Mare Liberum... Même pour les baleines ?

Mare Liberum... Même pour les baleines ?

Docteure en biologie des mammifères marins, Els Vermeulen a assisté à la 66e conférence de la Commission baleinière internationale (CBI) en tant que membre de la délégation belge et ce, avec le soutien du WWF. Elle nous parle de la Commission et revient sur les résultats majeurs de la conférence. 

 

La Commission baleinière internationale (CBI) est une organisation inter-gouvernementale mondiale créée en 1946 et dont l’objectif initial était de contrôler la chasse à la baleine au niveau international. Aujourd'hui, la CBI est la plus grande organisation mondiale de gestion des questions relatives à la conservation des baleines et au contrôle de la chasse à la baleine. Son statut d’organisation bénévole ne l’empêche pas d’être considérée comme la référence mondiale en la matière, au vu notamment de son expertise et de ses positions rigoureuses et scientifiques.

Actuellement, la CBI compte 88 gouvernements contractants, qui se réunissent deux fois par an. Au cours de ces réunions, les pays présentent de nouvelles résolutions, qui sont discutées puis adoptées ou rejetées (par consensus ou par vote) dans le but de faire progresser les domaines d’action de l’organisation. Le fonctionnement de la CBI se base principalement sur le travail du Comité scientifique, qui se réunit chaque année et rassemble parmi les plus grands spécialistes des mammifères marins au monde.

Avec le soutien du WWF-Belgique, la cofondatrice de Whalefish, Dr Els Vermeulen, a participé en octobre à la 66e réunion de la CBI à Portoroz, en Slovénie, aux côtés de la délégation belge. La conférence, qui coïncidait cette année avec le 70e anniversaire de la CBI et le 30e anniversaire du moratoire sur la chasse à la baleine commerciale, s’est révélée globalement positive pour la conservation des cétacés.

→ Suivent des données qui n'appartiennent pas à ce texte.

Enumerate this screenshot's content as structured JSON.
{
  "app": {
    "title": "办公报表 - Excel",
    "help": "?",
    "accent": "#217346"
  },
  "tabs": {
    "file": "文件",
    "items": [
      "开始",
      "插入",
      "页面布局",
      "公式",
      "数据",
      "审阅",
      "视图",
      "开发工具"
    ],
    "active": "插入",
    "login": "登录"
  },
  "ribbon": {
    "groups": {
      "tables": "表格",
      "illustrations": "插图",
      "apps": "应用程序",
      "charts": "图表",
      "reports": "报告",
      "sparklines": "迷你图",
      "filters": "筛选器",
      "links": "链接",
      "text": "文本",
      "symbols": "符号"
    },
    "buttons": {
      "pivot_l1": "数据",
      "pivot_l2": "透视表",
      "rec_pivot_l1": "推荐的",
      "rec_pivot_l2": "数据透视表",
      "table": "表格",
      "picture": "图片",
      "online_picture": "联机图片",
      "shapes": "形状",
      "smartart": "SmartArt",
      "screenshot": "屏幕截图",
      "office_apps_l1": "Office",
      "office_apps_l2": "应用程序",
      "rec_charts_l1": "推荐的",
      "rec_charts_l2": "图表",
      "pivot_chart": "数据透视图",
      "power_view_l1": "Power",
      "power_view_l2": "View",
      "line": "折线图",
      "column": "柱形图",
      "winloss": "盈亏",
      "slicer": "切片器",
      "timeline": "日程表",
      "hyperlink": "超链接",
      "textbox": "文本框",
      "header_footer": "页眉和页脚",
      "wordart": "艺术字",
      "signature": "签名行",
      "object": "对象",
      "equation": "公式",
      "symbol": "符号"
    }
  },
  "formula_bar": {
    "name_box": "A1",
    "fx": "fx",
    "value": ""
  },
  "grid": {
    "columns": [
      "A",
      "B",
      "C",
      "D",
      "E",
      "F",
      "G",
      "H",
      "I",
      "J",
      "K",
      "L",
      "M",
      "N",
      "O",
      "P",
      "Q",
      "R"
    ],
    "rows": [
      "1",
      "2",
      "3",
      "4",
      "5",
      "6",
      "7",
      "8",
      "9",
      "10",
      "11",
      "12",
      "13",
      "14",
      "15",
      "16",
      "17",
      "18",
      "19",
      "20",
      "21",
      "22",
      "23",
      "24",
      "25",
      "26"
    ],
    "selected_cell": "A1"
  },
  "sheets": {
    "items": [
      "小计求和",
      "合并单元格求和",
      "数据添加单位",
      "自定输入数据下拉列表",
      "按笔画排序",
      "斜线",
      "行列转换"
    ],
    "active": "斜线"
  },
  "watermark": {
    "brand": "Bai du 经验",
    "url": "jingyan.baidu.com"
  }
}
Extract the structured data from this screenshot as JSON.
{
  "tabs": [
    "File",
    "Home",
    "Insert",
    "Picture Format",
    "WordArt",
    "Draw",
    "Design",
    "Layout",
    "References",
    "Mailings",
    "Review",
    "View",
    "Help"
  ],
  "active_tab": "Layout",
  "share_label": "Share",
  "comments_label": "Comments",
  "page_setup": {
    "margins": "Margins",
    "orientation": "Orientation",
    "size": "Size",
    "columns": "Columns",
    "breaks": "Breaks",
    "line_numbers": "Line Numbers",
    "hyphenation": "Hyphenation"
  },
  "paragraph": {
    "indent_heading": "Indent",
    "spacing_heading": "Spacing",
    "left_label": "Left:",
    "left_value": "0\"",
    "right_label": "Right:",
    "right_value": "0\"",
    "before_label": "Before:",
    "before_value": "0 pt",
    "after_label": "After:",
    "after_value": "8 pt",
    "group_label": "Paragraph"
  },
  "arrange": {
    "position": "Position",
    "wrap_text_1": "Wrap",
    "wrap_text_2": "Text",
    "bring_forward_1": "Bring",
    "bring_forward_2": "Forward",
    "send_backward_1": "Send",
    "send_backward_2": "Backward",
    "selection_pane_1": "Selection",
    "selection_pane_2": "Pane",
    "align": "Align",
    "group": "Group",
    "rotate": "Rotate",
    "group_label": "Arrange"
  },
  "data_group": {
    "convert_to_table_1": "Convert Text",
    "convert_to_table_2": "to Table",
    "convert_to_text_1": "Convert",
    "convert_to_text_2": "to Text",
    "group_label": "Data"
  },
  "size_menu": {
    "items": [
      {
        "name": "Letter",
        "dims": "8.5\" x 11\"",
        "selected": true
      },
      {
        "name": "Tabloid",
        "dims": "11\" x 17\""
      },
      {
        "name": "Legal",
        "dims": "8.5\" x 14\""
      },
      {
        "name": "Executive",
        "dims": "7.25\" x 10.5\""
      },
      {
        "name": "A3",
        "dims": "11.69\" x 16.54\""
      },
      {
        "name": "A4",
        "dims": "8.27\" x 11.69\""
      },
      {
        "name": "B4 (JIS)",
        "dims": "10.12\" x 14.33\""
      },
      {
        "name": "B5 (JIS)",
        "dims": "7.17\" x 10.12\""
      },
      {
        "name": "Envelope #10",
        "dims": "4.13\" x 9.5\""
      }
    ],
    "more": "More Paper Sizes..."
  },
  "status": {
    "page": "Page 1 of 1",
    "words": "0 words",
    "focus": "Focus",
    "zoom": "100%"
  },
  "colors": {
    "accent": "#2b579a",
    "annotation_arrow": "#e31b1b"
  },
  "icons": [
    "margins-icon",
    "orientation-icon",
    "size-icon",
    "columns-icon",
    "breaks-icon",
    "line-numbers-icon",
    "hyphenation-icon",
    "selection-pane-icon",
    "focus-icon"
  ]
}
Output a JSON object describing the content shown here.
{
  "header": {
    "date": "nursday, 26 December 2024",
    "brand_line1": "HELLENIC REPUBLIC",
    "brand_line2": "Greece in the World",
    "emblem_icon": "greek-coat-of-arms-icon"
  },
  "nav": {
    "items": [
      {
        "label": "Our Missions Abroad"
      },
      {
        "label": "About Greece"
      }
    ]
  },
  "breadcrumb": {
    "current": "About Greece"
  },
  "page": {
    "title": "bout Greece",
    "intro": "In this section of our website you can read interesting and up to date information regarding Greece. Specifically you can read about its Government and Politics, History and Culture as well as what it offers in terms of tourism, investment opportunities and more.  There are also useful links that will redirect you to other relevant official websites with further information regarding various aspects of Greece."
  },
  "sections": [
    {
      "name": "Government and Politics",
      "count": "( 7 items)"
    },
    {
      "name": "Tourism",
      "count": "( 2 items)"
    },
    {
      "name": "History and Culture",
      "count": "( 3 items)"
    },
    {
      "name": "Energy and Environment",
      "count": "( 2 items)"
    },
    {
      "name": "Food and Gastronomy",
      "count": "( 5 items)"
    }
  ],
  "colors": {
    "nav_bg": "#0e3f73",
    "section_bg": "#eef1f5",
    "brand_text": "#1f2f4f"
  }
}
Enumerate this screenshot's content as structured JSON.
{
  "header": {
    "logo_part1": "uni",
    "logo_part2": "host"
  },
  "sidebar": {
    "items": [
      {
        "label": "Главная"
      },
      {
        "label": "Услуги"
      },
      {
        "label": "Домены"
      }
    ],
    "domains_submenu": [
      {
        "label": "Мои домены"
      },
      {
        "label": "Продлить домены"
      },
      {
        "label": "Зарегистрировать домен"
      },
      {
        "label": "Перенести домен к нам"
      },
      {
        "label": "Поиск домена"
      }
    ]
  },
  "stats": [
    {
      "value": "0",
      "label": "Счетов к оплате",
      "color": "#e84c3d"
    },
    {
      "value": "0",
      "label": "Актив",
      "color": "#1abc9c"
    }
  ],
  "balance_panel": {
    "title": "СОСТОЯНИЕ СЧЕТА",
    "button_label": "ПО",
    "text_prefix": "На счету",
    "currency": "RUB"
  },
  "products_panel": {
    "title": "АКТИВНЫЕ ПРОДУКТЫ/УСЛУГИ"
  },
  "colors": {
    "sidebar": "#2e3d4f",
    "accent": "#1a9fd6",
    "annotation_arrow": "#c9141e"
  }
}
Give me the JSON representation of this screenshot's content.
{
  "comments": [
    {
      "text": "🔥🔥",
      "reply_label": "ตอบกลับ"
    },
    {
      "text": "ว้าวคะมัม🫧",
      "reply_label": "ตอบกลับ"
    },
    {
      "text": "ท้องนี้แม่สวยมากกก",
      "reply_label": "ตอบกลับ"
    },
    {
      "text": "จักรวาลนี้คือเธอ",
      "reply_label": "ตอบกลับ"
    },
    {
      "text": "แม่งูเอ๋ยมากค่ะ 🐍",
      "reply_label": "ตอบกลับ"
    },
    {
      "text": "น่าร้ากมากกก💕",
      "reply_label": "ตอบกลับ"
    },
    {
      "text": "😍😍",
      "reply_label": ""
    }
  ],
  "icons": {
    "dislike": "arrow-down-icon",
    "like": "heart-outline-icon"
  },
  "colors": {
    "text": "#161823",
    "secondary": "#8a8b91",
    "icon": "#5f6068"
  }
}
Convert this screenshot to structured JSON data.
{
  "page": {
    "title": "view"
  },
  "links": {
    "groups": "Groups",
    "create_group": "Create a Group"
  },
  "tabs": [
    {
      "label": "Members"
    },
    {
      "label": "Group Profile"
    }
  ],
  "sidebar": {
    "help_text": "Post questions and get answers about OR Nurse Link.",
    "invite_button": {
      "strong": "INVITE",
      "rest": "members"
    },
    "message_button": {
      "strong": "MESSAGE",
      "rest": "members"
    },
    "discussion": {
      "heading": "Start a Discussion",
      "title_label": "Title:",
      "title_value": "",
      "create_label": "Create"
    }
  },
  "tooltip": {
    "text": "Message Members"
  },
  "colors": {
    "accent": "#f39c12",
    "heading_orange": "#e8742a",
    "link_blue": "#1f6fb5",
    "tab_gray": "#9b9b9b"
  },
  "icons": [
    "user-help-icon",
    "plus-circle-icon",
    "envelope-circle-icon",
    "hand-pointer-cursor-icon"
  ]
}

Avancées considérables en 2016

Une résolution proposée par l’Australie et la Nouvelle-Zélande et visant à améliorer les processus de révision des programmes de la chasse à la baleine scientifique a notamment été adoptée à une large majorité. Cela se traduira par la mise en place d'un groupe de travail chargé d’examiner les rapports du Comité scientifique concernant tout cas de recherche scientifique létale. Cette résolution devrait également permettre au Comité scientifique de disposer à l’avenir de l’ensemble des données relatives à ces programmes de la chasse à la baleine scientifique afin de procéder à leur évaluation. Une autre résolution adoptée lors de la Conférence porte sur la reconnaissance de la contribution des cétacés aux services écosystémiques (notez ici l’utilisation du terme « cétacé » et non pas « baleine », plus communément utilisé). Il s’agit là d’un message fort : les dauphins et les baleines ne sont pas seulement des animaux attachants, ils nous sont aussi indispensables ! Une autre résolution plutôt intéressante, adoptée par consensus, conduira à la mise en place d’un processus de révision indépendant des accords institutionnels et de gouvernance de la CBI afin d'améliorer l'efficacité de l'organisation qui semble avoir été dans une impasse ces dernières années.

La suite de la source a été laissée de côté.